How To Identify Email Belongs to Existing Thread or Conversation
We have an internal .NET case management application that automatically creates a new case from an email. I want to be able to identify other emails that are related to the original email so we can prevent duplicate cases from being created.
I have observed that many, but not all, emails have a thread-index header that looks useful.
Does anybody know of a straightforward algorithm or package that we could use?
Use the JWZ threading algorithm.
As far as I know, there's not going to be a 100% foolproof solution, as not all email clients or gateways preserve or respect all headers.
However, you'll get a pretty high hit rate with the following:
Every email message should have a unique "Message-ID" field.
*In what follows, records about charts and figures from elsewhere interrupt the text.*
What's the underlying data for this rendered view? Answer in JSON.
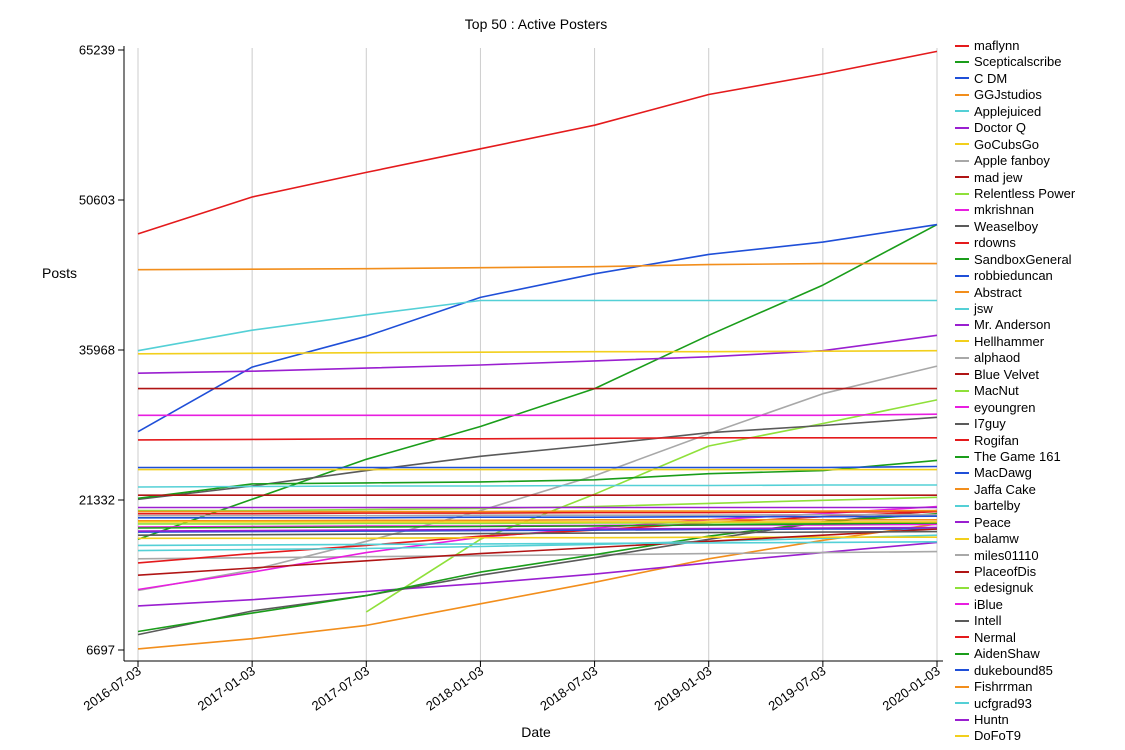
{
  "chart_data": {
    "type": "line",
    "title": "Top 50 : Active Posters",
    "xlabel": "Date",
    "ylabel": "Posts",
    "x": [
      "2016-07-03",
      "2017-01-03",
      "2017-07-03",
      "2018-01-03",
      "2018-07-03",
      "2019-01-03",
      "2019-07-03",
      "2020-01-03"
    ],
    "yticks": [
      6697,
      21332,
      35968,
      50603,
      65239
    ],
    "ylim": [
      6697,
      65239
    ],
    "grid": "vertical",
    "legend_position": "right",
    "series": [
      {
        "name": "maflynn",
        "color": "#e41a1c",
        "values": [
          47300,
          50900,
          53300,
          55600,
          57900,
          60900,
          62900,
          65100
        ]
      },
      {
        "name": "Scepticalscribe",
        "color": "#1a9d1a",
        "values": [
          17500,
          21400,
          25300,
          28500,
          32200,
          37400,
          42300,
          48200
        ]
      },
      {
        "name": "C DM",
        "color": "#1f4fd8",
        "values": [
          28000,
          34300,
          37300,
          41100,
          43400,
          45300,
          46500,
          48200
        ]
      },
      {
        "name": "GGJstudios",
        "color": "#f28e1c",
        "values": [
          43800,
          43850,
          43900,
          44000,
          44100,
          44300,
          44400,
          44400
        ]
      },
      {
        "name": "Applejuiced",
        "color": "#54d0d6",
        "values": [
          35900,
          37900,
          39400,
          40800,
          40800,
          40800,
          40800,
          40800
        ]
      },
      {
        "name": "Doctor Q",
        "color": "#9a1fd0",
        "values": [
          33700,
          33900,
          34200,
          34500,
          34900,
          35300,
          35900,
          37400
        ]
      },
      {
        "name": "GoCubsGo",
        "color": "#f2cf1c",
        "values": [
          35600,
          35650,
          35700,
          35750,
          35800,
          35800,
          35850,
          35900
        ]
      },
      {
        "name": "Apple fanboy",
        "color": "#a8a8a8",
        "values": [
          12500,
          14500,
          17300,
          20300,
          23700,
          27800,
          31700,
          34400
        ]
      },
      {
        "name": "mad jew",
        "color": "#b01414",
        "values": [
          32200,
          32200,
          32200,
          32200,
          32200,
          32200,
          32200,
          32200
        ]
      },
      {
        "name": "Relentless Power",
        "color": "#8fe03a",
        "values": [
          null,
          null,
          10400,
          17500,
          21900,
          26600,
          28800,
          31100
        ]
      },
      {
        "name": "mkrishnan",
        "color": "#e81ee0",
        "values": [
          29600,
          29600,
          29600,
          29600,
          29600,
          29600,
          29600,
          29700
        ]
      },
      {
        "name": "Weaselboy",
        "color": "#5a5a5a",
        "values": [
          21400,
          22700,
          24200,
          25600,
          26700,
          27900,
          28600,
          29400
        ]
      },
      {
        "name": "rdowns",
        "color": "#e41a1c",
        "values": [
          27200,
          27250,
          27300,
          27300,
          27350,
          27400,
          27400,
          27400
        ]
      },
      {
        "name": "SandboxGeneral",
        "color": "#1a9d1a",
        "values": [
          21500,
          22900,
          23000,
          23100,
          23300,
          23900,
          24200,
          25200
        ]
      },
      {
        "name": "robbieduncan",
        "color": "#1f4fd8",
        "values": [
          24500,
          24500,
          24500,
          24500,
          24500,
          24500,
          24500,
          24600
        ]
      },
      {
        "name": "Abstract",
        "color": "#f28e1c",
        "values": [
          6800,
          7800,
          9100,
          11200,
          13300,
          15600,
          17400,
          19000
        ]
      },
      {
        "name": "jsw",
        "color": "#54d0d6",
        "values": [
          22600,
          22650,
          22700,
          22700,
          22750,
          22750,
          22800,
          22800
        ]
      },
      {
        "name": "Mr. Anderson",
        "color": "#9a1fd0",
        "values": [
          11000,
          11600,
          12400,
          13200,
          14100,
          15200,
          16200,
          17200
        ]
      },
      {
        "name": "Hellhammer",
        "color": "#f2cf1c",
        "values": [
          24300,
          24300,
          24300,
          24300,
          24300,
          24300,
          24300,
          24300
        ]
      },
      {
        "name": "alphaod",
        "color": "#a8a8a8",
        "values": [
          15600,
          15700,
          15800,
          15900,
          16000,
          16100,
          16200,
          16300
        ]
      },
      {
        "name": "Blue Velvet",
        "color": "#b01414",
        "values": [
          21800,
          21800,
          21800,
          21800,
          21800,
          21800,
          21800,
          21800
        ]
      },
      {
        "name": "MacNut",
        "color": "#8fe03a",
        "values": [
          20300,
          20300,
          20400,
          20500,
          20700,
          21000,
          21300,
          21600
        ]
      },
      {
        "name": "eyoungren",
        "color": "#e81ee0",
        "values": [
          12600,
          14300,
          16200,
          17700,
          18600,
          19400,
          20000,
          20700
        ]
      },
      {
        "name": "I7guy",
        "color": "#5a5a5a",
        "values": [
          8200,
          10500,
          12000,
          14000,
          15700,
          17500,
          19200,
          20300
        ]
      },
      {
        "name": "Rogifan",
        "color": "#e41a1c",
        "values": [
          15200,
          16100,
          16900,
          17800,
          18400,
          19100,
          19700,
          20200
        ]
      },
      {
        "name": "The Game 161",
        "color": "#1a9d1a",
        "values": [
          8500,
          10300,
          12000,
          14300,
          16000,
          17800,
          19200,
          20000
        ]
      },
      {
        "name": "MacDawg",
        "color": "#1f4fd8",
        "values": [
          18200,
          18250,
          18300,
          18350,
          18400,
          18450,
          18500,
          18500
        ]
      },
      {
        "name": "Jaffa Cake",
        "color": "#f28e1c",
        "values": [
          19300,
          19300,
          19350,
          19350,
          19400,
          19400,
          19400,
          19400
        ]
      },
      {
        "name": "bartelby",
        "color": "#54d0d6",
        "values": [
          16400,
          16500,
          16600,
          16800,
          17000,
          17300,
          17600,
          17900
        ]
      },
      {
        "name": "Peace",
        "color": "#9a1fd0",
        "values": [
          20600,
          20600,
          20600,
          20600,
          20600,
          20600,
          20600,
          20600
        ]
      },
      {
        "name": "balamw",
        "color": "#f2cf1c",
        "values": [
          17600,
          17600,
          17600,
          17650,
          17650,
          17700,
          17700,
          17700
        ]
      },
      {
        "name": "miles01110",
        "color": "#a8a8a8",
        "values": [
          19800,
          19800,
          19800,
          19850,
          19850,
          19850,
          19900,
          19900
        ]
      },
      {
        "name": "PlaceofDis",
        "color": "#b01414",
        "values": [
          14000,
          14700,
          15400,
          16100,
          16700,
          17300,
          17900,
          18500
        ]
      },
      {
        "name": "edesignuk",
        "color": "#8fe03a",
        "values": [
          19000,
          19000,
          19050,
          19050,
          19100,
          19100,
          19100,
          19100
        ]
      },
      {
        "name": "iBlue",
        "color": "#e81ee0",
        "values": [
          18700,
          18750,
          18800,
          18800,
          18850,
          18900,
          18900,
          18950
        ]
      },
      {
        "name": "Intell",
        "color": "#5a5a5a",
        "values": [
          17900,
          17950,
          18000,
          18050,
          18100,
          18150,
          18200,
          18250
        ]
      },
      {
        "name": "Nermal",
        "color": "#e41a1c",
        "values": [
          20000,
          20000,
          20050,
          20050,
          20100,
          20100,
          20150,
          20200
        ]
      },
      {
        "name": "AidenShaw",
        "color": "#1a9d1a",
        "values": [
          18600,
          18650,
          18700,
          18750,
          18800,
          18900,
          19000,
          19100
        ]
      },
      {
        "name": "dukebound85",
        "color": "#1f4fd8",
        "values": [
          19600,
          19600,
          19600,
          19650,
          19650,
          19700,
          19700,
          19750
        ]
      },
      {
        "name": "Fishrrman",
        "color": "#f28e1c",
        "values": [
          20200,
          20200,
          20200,
          20200,
          20250,
          20250,
          20250,
          20300
        ]
      },
      {
        "name": "ucfgrad93",
        "color": "#54d0d6",
        "values": [
          16900,
          16950,
          17000,
          17050,
          17100,
          17150,
          17200,
          17250
        ]
      },
      {
        "name": "Huntn",
        "color": "#9a1fd0",
        "values": [
          18300,
          18350,
          18400,
          18450,
          18500,
          18550,
          18600,
          18650
        ]
      },
      {
        "name": "DoFoT9",
        "color": "#f2cf1c",
        "values": [
          19200,
          19200,
          19200,
          19200,
          19200,
          19200,
          19200,
          19200
        ]
      }
    ]
  }
}
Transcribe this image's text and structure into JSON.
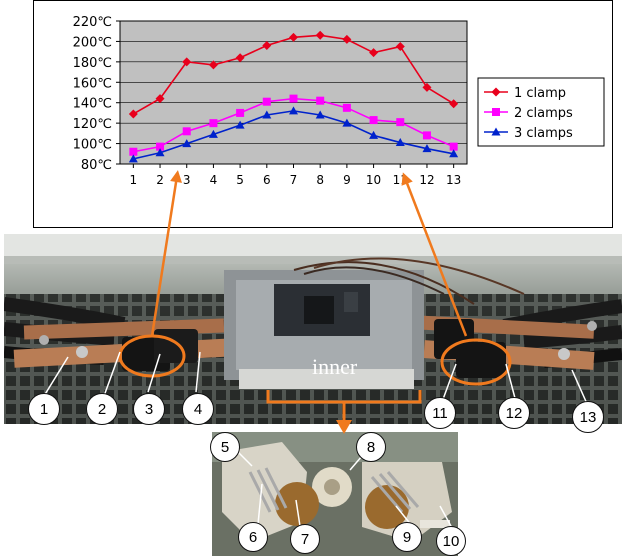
{
  "chart_data": {
    "type": "line",
    "x": [
      1,
      2,
      3,
      4,
      5,
      6,
      7,
      8,
      9,
      10,
      11,
      12,
      13
    ],
    "xticks": [
      "1",
      "2",
      "3",
      "4",
      "5",
      "6",
      "7",
      "8",
      "9",
      "10",
      "11",
      "12",
      "13"
    ],
    "yticks": [
      "80℃",
      "100℃",
      "120℃",
      "140℃",
      "160℃",
      "180℃",
      "200℃",
      "220℃"
    ],
    "ylim": [
      80,
      220
    ],
    "grid": true,
    "legend_position": "right",
    "series": [
      {
        "name": "1 clamp",
        "color": "#e8001c",
        "marker": "diamond",
        "values": [
          129,
          144,
          180,
          177,
          184,
          196,
          204,
          206,
          202,
          189,
          195,
          155,
          139
        ]
      },
      {
        "name": "2 clamps",
        "color": "#ff00ff",
        "marker": "square",
        "values": [
          92,
          97,
          112,
          120,
          130,
          141,
          144,
          142,
          135,
          123,
          121,
          108,
          97
        ]
      },
      {
        "name": "3 clamps",
        "color": "#0022cc",
        "marker": "triangle",
        "values": [
          85,
          91,
          100,
          109,
          118,
          128,
          132,
          128,
          120,
          108,
          101,
          95,
          90
        ]
      }
    ]
  },
  "photo": {
    "inner_label": "inner",
    "callouts_top": [
      "1",
      "2",
      "3",
      "4",
      "11",
      "12",
      "13"
    ],
    "callouts_bottom": [
      "5",
      "6",
      "7",
      "8",
      "9",
      "10"
    ]
  },
  "colors": {
    "arrow": "#f07a1e"
  }
}
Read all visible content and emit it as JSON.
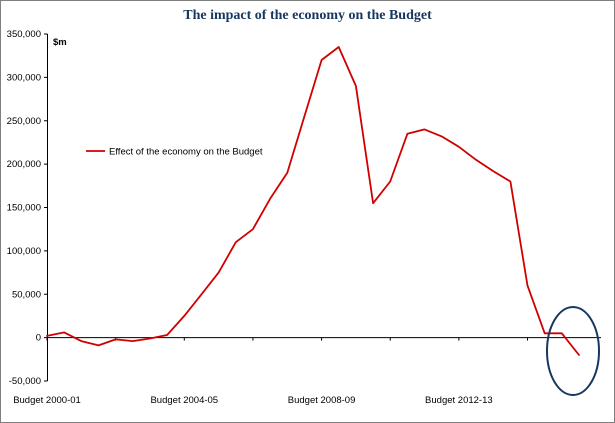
{
  "chart_data": {
    "type": "line",
    "title": "The impact of the economy on the Budget",
    "xlabel": "",
    "ylabel": "$m",
    "y_unit_label": "$m",
    "ylim": [
      -50000,
      350000
    ],
    "grid": false,
    "legend_position": "inside-left",
    "legend": {
      "label": "Effect of the economy on the Budget",
      "color": "#d00000"
    },
    "y_ticks": [
      350000,
      300000,
      250000,
      200000,
      150000,
      100000,
      50000,
      0,
      -50000
    ],
    "y_tick_labels": [
      "350,000",
      "300,000",
      "250,000",
      "200,000",
      "150,000",
      "100,000",
      "50,000",
      "0",
      "-50,000"
    ],
    "x_tick_labels": [
      "Budget 2000-01",
      "Budget 2004-05",
      "Budget 2008-09",
      "Budget 2012-13"
    ],
    "x_tick_indices": [
      0,
      8,
      16,
      24
    ],
    "series": [
      {
        "name": "Effect of the economy on the Budget",
        "color": "#d00000",
        "values": [
          2000,
          6000,
          -4000,
          -9000,
          -2000,
          -4000,
          -1000,
          3000,
          25000,
          50000,
          75000,
          110000,
          125000,
          160000,
          190000,
          255000,
          320000,
          335000,
          290000,
          155000,
          180000,
          235000,
          240000,
          232000,
          220000,
          205000,
          192000,
          180000,
          60000,
          5000,
          5000,
          -20000
        ]
      }
    ],
    "annotation": {
      "shape": "ellipse",
      "description": "hand-drawn style oval highlighting the final, negative data point",
      "color": "#17375e",
      "highlighted_value": -20000
    }
  },
  "colors": {
    "title": "#17375e",
    "axis": "#000000",
    "background": "#ffffff",
    "frame_border": "#7f7f7f"
  }
}
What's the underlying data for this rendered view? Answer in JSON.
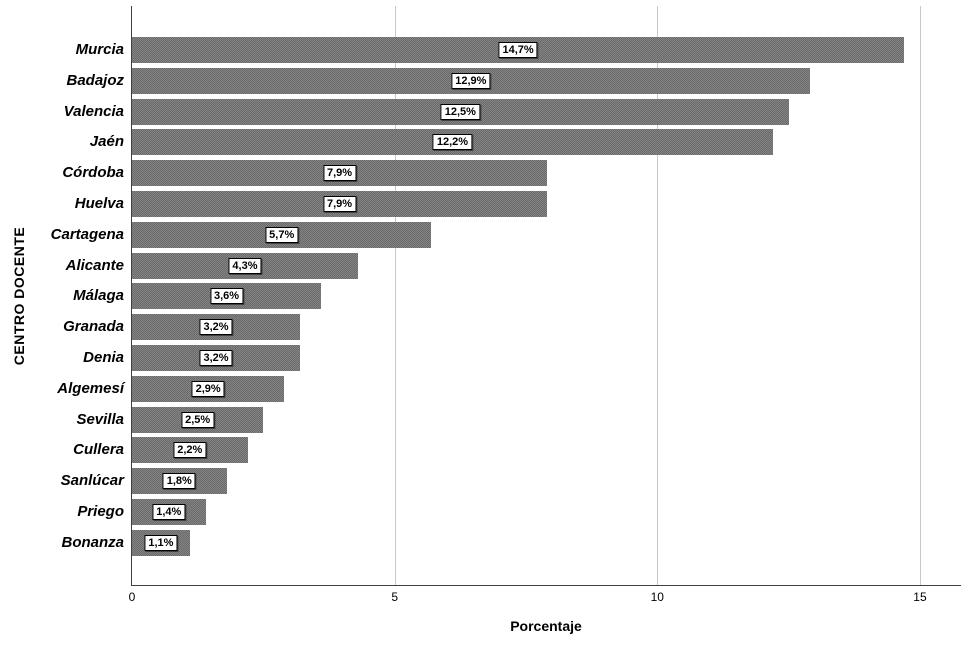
{
  "figure": {
    "background": "#ffffff"
  },
  "chart_data": {
    "type": "bar",
    "orientation": "horizontal",
    "title": "",
    "xlabel": "Porcentaje",
    "ylabel": "CENTRO DOCENTE",
    "categories": [
      "Murcia",
      "Badajoz",
      "Valencia",
      "Jaén",
      "Córdoba",
      "Huelva",
      "Cartagena",
      "Alicante",
      "Málaga",
      "Granada",
      "Denia",
      "Algemesí",
      "Sevilla",
      "Cullera",
      "Sanlúcar",
      "Priego",
      "Bonanza"
    ],
    "values": [
      14.7,
      12.9,
      12.5,
      12.2,
      7.9,
      7.9,
      5.7,
      4.3,
      3.6,
      3.2,
      3.2,
      2.9,
      2.5,
      2.2,
      1.8,
      1.4,
      1.1
    ],
    "value_labels": [
      "14,7%",
      "12,9%",
      "12,5%",
      "12,2%",
      "7,9%",
      "7,9%",
      "5,7%",
      "4,3%",
      "3,6%",
      "3,2%",
      "3,2%",
      "2,9%",
      "2,5%",
      "2,2%",
      "1,8%",
      "1,4%",
      "1,1%"
    ],
    "xlim": [
      0,
      15.8
    ],
    "xticks": [
      0,
      5,
      10,
      15
    ],
    "grid": "vertical-at-xticks",
    "legend": "none",
    "value_label_style": "boxed-centered-in-bar",
    "colors": {
      "background": "#ffffff",
      "bar_fill": "#777777",
      "bar_fill_light": "#848484",
      "bar_fill_dark": "#6a6a6a",
      "gridline": "#c8c8c8",
      "axis_line": "#404040",
      "value_box_bg": "#ffffff",
      "value_box_border": "#000000",
      "text": "#000000"
    }
  }
}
Find this, and keep a record of it as a part of the case. (See RFC-822)
If you receive two messages with the same Message-ID, discard the second one as it's a duplicate.
Check for the "In-Reply-To" field, if the ID shown matches a known Message-ID then you know the email is related.
The "References" and "Original-Message-ID" headers have similar meanings.
If your system ever generates emails, include a CaseID# in the subject line in a way that you can search for it if you get an email back (eg: [Case#20081114-01]); most people don't edit subject lines when replying.
Given that there will always be messages that are missed (for whatever reason), you'll also probably want related features in your case management system - say, "Close as Duplicate Case" or "Merge with Duplicate Case", along with tools to make it easier to find duplicates.